Personal Experiences

One HBC contributor recalls his experiences in elementary school: I never attended dancing school. In the sixth grade, however, we were introduced in public school to the art of dancing. The lessons took place in our auditorium and the two ladies who were our teachers played various records on a phonograph and tried to teach us the steps to some folk dances, polkas, waltzes, and a schottische. Most of us boys would rather have been playing (ANYTHING!) outside. The girls (many of them taller than the boys (in my case, most of the other boys were taller than me, too; I stand a regal five seven and a half today) seemed to enjoy both the music and the dancing than the boys (Among us boys, the tune "Ahab the Arab" was the melody of choice.) Each side pretty much eyed the other as soldiers on opposite sides of the Berlin Wall did once upon a time. When we sixth grade boys were being herded into dancing lessons at school, our idea of a dance tune was "The Monster Mash"! Those two elderly Southern ladies who taught us really had their hands full trying to teach us any sense of rythym.
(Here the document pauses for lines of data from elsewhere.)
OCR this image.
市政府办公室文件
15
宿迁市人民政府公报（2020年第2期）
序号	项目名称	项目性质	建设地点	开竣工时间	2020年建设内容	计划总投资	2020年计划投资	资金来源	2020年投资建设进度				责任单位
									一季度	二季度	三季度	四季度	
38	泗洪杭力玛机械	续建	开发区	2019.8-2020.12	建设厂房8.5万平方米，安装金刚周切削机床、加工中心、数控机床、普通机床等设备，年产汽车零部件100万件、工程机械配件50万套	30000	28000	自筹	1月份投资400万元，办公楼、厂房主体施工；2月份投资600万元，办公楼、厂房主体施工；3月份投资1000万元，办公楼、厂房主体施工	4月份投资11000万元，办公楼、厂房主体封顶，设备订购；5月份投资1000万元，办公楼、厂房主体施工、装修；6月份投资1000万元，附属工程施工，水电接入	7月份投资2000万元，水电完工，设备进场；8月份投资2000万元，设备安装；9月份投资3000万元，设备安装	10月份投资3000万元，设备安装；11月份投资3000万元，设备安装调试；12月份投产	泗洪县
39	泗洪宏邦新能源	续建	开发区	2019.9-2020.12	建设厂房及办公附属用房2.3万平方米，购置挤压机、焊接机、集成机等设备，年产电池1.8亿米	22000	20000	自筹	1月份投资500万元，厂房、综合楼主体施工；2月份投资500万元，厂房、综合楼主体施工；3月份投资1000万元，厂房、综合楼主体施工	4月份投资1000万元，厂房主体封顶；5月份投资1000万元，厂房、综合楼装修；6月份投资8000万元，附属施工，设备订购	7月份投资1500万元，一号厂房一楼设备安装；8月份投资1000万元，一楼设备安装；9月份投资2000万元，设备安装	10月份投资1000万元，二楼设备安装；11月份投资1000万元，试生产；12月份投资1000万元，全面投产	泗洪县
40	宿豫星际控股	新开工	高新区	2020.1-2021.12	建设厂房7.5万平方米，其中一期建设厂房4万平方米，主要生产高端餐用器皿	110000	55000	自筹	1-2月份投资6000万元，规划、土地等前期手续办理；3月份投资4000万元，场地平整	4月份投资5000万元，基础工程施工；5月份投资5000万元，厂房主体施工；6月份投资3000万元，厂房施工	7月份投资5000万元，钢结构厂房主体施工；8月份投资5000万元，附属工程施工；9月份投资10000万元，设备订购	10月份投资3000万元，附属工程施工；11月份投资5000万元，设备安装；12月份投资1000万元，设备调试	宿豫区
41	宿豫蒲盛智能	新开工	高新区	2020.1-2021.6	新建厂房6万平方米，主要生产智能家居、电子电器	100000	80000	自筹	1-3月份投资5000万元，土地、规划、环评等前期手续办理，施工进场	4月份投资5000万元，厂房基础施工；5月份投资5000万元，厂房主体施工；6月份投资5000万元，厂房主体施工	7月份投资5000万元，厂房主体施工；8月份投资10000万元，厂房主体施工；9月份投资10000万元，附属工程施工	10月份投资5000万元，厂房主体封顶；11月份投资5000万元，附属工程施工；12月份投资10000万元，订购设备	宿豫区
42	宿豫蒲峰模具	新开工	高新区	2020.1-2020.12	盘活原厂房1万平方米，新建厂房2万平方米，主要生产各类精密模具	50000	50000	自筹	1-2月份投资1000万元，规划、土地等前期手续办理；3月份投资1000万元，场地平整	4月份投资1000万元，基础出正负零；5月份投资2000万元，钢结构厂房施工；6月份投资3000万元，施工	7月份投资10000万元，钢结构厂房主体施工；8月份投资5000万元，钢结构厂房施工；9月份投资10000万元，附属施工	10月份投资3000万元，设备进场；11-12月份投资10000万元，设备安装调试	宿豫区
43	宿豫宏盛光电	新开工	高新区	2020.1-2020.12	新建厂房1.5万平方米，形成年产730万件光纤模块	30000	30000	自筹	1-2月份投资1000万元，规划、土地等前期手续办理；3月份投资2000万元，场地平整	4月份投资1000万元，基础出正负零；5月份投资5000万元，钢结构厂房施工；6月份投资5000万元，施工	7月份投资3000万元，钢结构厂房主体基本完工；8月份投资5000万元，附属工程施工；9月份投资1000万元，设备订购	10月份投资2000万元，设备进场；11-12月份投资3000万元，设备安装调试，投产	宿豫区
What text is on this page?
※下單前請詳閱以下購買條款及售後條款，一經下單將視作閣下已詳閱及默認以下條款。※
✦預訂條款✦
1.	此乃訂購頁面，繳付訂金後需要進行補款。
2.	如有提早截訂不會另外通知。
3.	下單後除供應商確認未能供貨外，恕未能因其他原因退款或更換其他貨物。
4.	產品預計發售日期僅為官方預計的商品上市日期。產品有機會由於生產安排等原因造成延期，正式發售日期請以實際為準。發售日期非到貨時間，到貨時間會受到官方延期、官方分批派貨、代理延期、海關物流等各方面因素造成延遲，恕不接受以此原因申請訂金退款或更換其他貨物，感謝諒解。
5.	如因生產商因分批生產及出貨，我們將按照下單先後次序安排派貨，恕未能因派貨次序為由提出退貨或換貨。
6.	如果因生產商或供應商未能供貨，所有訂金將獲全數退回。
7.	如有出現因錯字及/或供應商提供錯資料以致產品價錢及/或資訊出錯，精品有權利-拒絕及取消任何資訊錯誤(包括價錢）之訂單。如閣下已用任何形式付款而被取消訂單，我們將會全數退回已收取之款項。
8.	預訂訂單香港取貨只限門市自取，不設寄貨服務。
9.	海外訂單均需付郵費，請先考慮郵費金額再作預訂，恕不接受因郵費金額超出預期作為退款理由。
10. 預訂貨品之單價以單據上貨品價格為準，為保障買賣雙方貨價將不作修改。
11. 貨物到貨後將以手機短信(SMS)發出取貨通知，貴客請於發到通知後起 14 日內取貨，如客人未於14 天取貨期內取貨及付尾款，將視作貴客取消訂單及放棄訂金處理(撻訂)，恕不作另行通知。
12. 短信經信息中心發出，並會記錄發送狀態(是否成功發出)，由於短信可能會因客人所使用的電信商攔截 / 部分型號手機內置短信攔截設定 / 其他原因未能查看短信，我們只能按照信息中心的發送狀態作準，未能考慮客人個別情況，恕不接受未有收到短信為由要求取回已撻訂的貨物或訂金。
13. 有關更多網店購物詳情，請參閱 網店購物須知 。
In high school the very few dances I did attend featured the popular "music" of the late '60s (just tune in any oldies station), and we tossed out conventional steps and beats in favor of "moving with the music". Yes, it was our version of "it has a good beat, and it's easy to dance to" (the stock answer of teenagers in the later years of "American Bandstand" when asked to "rate" a record).

Having never really been a social animal, I put away my dancing shoes until I went off to the University of Mississippi, where I enrolled in a physical ed course called "Folk Dancing" to satisfy one requirement for a Liberal Arts degree. I practiced in my dorm room, to the amusement of my roommate and our pals in a small very old dorm on campus.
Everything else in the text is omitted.